Janet Jackson’s Breast

Janet Jackson wardrobe malfunctionDuring the halftime show at last weekend’s Super Bowl, Janet Jackson, a not very good singer who compensates for her dearth of musical talent with ribald gyrations and costuming befitting a budget-priced dominatrix, exposed her right breast on live television. She was assisted by Justin Timberlake, a similarly uninteresting singer bleating with faux passion about wanting to disrobe the object of his desire, who, on cue, ripped away Jackson’s pre-fabricated bustier cup.

Predictably, the moralists at CBS and the FCC (and everyplace else that believes protecting our children from the sight of nipples is just as vital as shielding them from images of penises and vulva) were outraged and appalled and mortified at Jackson’s breach of decorum.

We were, too.

But our disgust was not with the flash of a breast, which, surely, cannot possibly be as harmful to the psyches of impressionable youngsters as seeing a running back writhing in pain on the ground after a heavily armored mercenary/linebacker has attempted to knock him unconscious with a violent blow to the head. As far as we’re concerned, we need the court jesters of our society – the Jacksons and Timberlakes –to be nude more often, for this is the only aspect of their persona that’s remotely interesting.
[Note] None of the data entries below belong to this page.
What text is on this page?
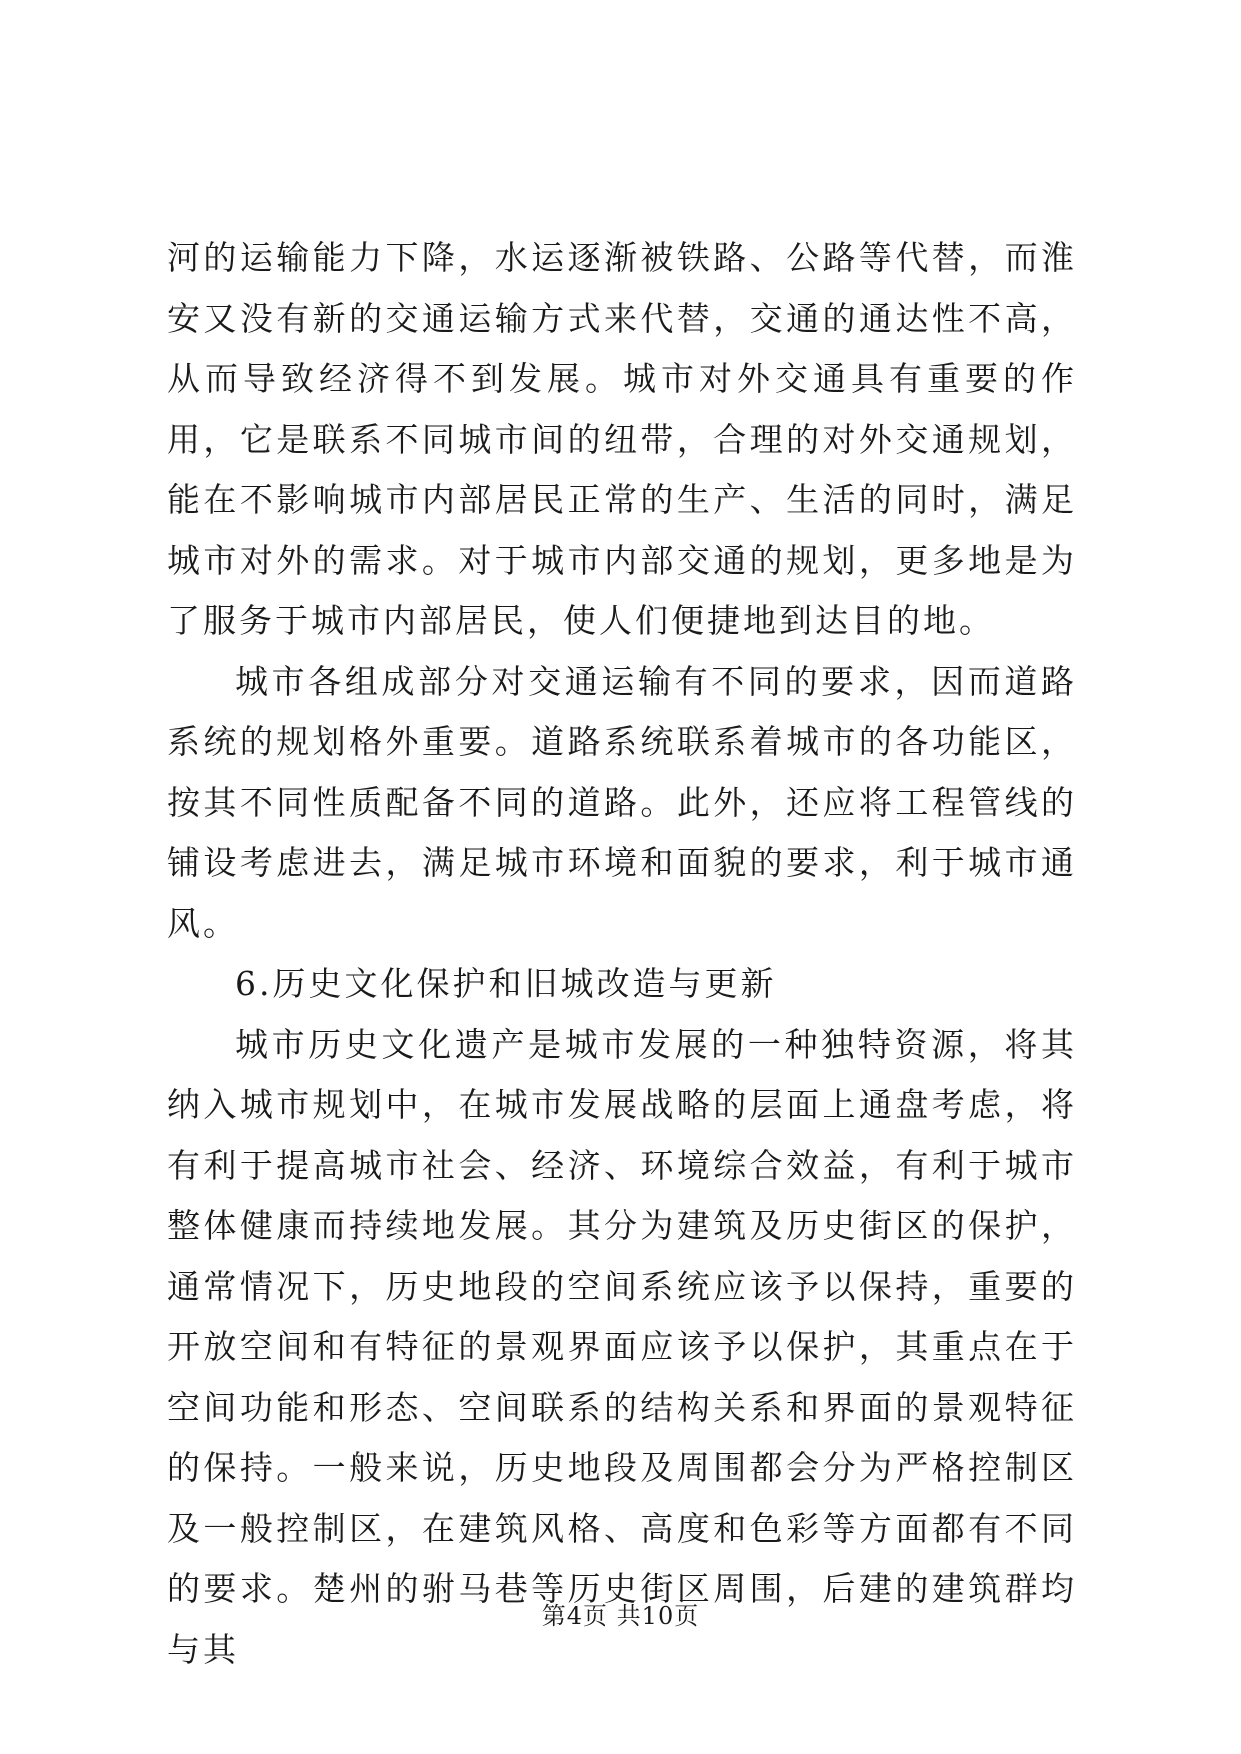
河的运输能力下降，水运逐渐被铁路、公路等代替，而淮安又没有新的交通运输方式来代替，交通的通达性不高，从而导致经济得不到发展。城市对外交通具有重要的作用，它是联系不同城市间的纽带，合理的对外交通规划，能在不影响城市内部居民正常的生产、生活的同时，满足城市对外的需求。对于城市内部交通的规划，更多地是为了服务于城市内部居民，使人们便捷地到达目的地。

城市各组成部分对交通运输有不同的要求，因而道路系统的规划格外重要。道路系统联系着城市的各功能区，按其不同性质配备不同的道路。此外，还应将工程管线的铺设考虑进去，满足城市环境和面貌的要求，利于城市通风。

6.历史文化保护和旧城改造与更新

城市历史文化遗产是城市发展的一种独特资源，将其纳入城市规划中，在城市发展战略的层面上通盘考虑，将有利于提高城市社会、经济、环境综合效益，有利于城市整体健康而持续地发展。其分为建筑及历史街区的保护，通常情况下，历史地段的空间系统应该予以保持，重要的开放空间和有特征的景观界面应该予以保护，其重点在于空间功能和形态、空间联系的结构关系和界面的景观特征的保持。一般来说，历史地段及周围都会分为严格控制区及一般控制区，在建筑风格、高度和色彩等方面都有不同的要求。楚州的驸马巷等历史街区周围，后建的建筑群均与其

第4页 共10页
What troubled us about the Super Bowl halftime show, an event watched by nearly 300 million people in more than two dozen countries, was that it exposed the utter emptiness of our popular culture. We are the richest, most “successful” society in the history of civilization, and the best we can come up with for entertainment is this? The Super Bowl spectacle, climaxing with the titty moment, was about sex and drugs and megalomania, the qualities, I suspect, that make us an easy target for religious fundamentalists who see the United States as a valueless, diseased nation.

The entire world, we are told, looks to America to lead them in fashion and music and entertainment. Our popular culture is what everyone else is supposedly imitating. So when given the chance to present America’s Best to the world, we give them: Kid Rock, American Patriot

+ Sean Combs insolently explaining that he is “the definition of half man, half drugs.”

+Kid Rock, draped in an American flag, screeching about his love of hookers and alcohol.

+Nelly, repeatedly admonishing the already barely covered dancers around him to take off all their clothes. (They did not oblige.)

For all our riches, all our power, we are still a shockingly puerile country. Sure, there’s a small minority of the United States that would have preferred to see Charlotte Church, Yo-Yo Ma, and Diane Reeves display America’s aesthetic wonders. But the vast majority, I’m afraid, got exactly what they wished for in Janet and company.

And we wonder why in certain precincts of the globe jihad is such a popular concept?